FIG. 2 shows a specific example of a soundproofing / damping-processed laminated structure of the present invention, in which (A) is an H-shaped steel, (B) is an example of the laminated structure, and (C) is another example. It is a simplified front view which shows an example.

FIG. 3 is a graph showing the results of vibration measurement performed on the laminated structures manufactured in Example 2 and Comparative Examples 1 to 3 when the excitation point is α point.

FIG. 4 is a graph showing the results when the excitation point in the vibration measurement similar to FIG. 3 is β point.

[Explanation of symbols]

1: H type steel 2: Foam sheet layer 3: Rubber powder-containing urethane elastic layer

─────────────────────────────────────────────────── ─── Continuation of front page (56) Reference JP-A-2-227452 (JP, A) JP-A-8-326599 (JP, A) JP-A-6-81301 (JP, A) JP-A-6- 88302 (JP, A) JP-A-2-220981 (JP, A) (58) Fields investigated (Int.Cl. ⁷ , DB name) B32B 1/00-35/00

Claims (6)

(57) [Claims] 1. A structure requiring soundproofing / vibration suppression; a foam sheet layer having closed cells, which is attached to a predetermined position of the structure; and a particle size formed on the foam sheet layer.

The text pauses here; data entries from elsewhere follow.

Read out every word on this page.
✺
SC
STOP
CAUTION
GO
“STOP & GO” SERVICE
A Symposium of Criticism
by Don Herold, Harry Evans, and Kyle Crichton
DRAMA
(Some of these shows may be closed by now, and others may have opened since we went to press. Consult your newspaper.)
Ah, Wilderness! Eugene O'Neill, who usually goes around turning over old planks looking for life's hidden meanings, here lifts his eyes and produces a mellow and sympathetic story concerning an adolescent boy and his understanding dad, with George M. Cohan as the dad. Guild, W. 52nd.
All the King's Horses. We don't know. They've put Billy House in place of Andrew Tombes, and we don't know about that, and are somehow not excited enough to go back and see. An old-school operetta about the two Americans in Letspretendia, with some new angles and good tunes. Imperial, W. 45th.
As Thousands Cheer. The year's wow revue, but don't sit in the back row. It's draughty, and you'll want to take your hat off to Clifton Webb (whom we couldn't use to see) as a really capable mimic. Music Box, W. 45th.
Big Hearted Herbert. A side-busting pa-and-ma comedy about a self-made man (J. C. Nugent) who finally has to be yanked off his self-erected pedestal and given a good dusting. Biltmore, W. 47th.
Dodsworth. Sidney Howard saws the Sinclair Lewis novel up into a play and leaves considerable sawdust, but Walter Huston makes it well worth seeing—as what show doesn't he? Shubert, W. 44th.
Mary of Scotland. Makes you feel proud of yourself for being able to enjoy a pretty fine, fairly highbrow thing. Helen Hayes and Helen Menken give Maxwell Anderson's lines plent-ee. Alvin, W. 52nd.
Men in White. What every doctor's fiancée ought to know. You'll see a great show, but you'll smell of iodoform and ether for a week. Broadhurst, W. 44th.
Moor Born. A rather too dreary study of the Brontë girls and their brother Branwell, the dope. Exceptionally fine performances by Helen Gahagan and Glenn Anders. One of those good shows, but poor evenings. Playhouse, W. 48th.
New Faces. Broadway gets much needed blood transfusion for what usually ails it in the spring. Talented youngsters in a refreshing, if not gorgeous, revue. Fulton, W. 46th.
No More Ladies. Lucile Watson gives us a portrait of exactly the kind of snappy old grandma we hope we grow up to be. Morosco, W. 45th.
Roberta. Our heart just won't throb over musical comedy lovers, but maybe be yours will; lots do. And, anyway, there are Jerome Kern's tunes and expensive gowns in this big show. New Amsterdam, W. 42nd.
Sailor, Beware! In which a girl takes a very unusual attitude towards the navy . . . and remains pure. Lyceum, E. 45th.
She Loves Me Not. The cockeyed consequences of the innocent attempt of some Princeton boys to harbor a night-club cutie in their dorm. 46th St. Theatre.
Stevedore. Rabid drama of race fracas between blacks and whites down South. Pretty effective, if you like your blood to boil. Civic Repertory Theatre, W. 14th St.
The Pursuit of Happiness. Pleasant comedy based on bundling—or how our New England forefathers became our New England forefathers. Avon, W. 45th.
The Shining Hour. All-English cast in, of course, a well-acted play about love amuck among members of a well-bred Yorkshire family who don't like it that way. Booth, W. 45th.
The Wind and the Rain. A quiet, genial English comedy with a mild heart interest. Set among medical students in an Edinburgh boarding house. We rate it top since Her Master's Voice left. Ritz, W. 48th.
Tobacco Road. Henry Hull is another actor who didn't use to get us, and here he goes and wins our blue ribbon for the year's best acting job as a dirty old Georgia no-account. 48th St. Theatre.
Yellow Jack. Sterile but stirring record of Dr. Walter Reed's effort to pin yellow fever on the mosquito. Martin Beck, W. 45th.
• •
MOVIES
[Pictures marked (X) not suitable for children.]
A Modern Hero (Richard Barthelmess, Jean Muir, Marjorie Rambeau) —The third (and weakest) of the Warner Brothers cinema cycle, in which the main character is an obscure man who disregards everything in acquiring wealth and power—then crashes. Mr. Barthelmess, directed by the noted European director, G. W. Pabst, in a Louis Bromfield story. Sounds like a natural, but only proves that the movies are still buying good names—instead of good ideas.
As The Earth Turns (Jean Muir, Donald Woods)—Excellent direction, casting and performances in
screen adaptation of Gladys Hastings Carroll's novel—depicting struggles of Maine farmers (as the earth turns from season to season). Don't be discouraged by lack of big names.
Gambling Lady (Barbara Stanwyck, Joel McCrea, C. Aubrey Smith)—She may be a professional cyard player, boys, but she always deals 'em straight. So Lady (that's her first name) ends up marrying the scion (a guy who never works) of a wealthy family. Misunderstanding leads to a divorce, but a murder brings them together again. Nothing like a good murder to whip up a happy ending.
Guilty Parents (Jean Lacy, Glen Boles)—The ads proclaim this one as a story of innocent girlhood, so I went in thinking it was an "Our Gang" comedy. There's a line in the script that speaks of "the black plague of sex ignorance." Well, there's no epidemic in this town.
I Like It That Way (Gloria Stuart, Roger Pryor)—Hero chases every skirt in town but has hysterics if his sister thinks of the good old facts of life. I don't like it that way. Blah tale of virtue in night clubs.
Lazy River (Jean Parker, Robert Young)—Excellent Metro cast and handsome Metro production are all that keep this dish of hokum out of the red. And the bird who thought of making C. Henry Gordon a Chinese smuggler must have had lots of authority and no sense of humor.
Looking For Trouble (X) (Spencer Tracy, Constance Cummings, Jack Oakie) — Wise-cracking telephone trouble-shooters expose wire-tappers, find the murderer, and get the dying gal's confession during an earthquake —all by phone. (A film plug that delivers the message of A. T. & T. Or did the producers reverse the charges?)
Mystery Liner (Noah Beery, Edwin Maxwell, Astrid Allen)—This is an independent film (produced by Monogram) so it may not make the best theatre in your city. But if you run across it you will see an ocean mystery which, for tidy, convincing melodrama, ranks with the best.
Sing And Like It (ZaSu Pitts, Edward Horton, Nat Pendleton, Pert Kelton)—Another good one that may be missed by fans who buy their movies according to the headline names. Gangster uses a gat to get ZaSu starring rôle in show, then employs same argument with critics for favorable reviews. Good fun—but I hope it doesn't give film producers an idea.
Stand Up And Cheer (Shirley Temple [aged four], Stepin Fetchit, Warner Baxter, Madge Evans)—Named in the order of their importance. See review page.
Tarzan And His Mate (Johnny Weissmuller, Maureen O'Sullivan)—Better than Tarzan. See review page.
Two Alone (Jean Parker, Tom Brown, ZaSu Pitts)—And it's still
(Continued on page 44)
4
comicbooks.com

A soundproofing / vibration-resistant laminated structure comprising a urethane-based elastic layer containing rubber powder of 50 to 1000 μm. 2. The laminated structure according to claim 1, wherein the structure requiring soundproofing / vibration suppression treatment is one kind selected from railway rails, automobile floor panels, and bridge members. 3. A foam sheet layer is laminated structure according to claim 1 or 2 are adhered via an adhesive or pressure-sensitive adhesive. 4. A foam sheet layer is, in place of the adhesive or pressure-sensitive adhesive, to claim 1 or 2 are adhered via a layer other than the urethane-based elastic layer or a rubber powder of rubber powder containing The laminated structure described. 5. A thickness of 1 mm or more and a foaming ratio of 1.2 to 1
A foam sheet layer having 0 times the number of closed cells; and a urethane powder formed on the foam sheet layer, which has a thickness of 0.5 mm or more and a Shore A hardness of 40 to 80 and a particle diameter of 50 to 1000 μm. A soundproofing / vibration suppressing laminate comprising an elastic elastic layer. 6. A urethane-based elastic body layer is coated with a two-component urethane-based curable composition comprising a base component containing a polyol component and a rubber powder having a particle size of 50 to 1000 μm, and an isocyanate-based curing agent, and at room temperature. The laminate according to claim 5, which is formed by curing.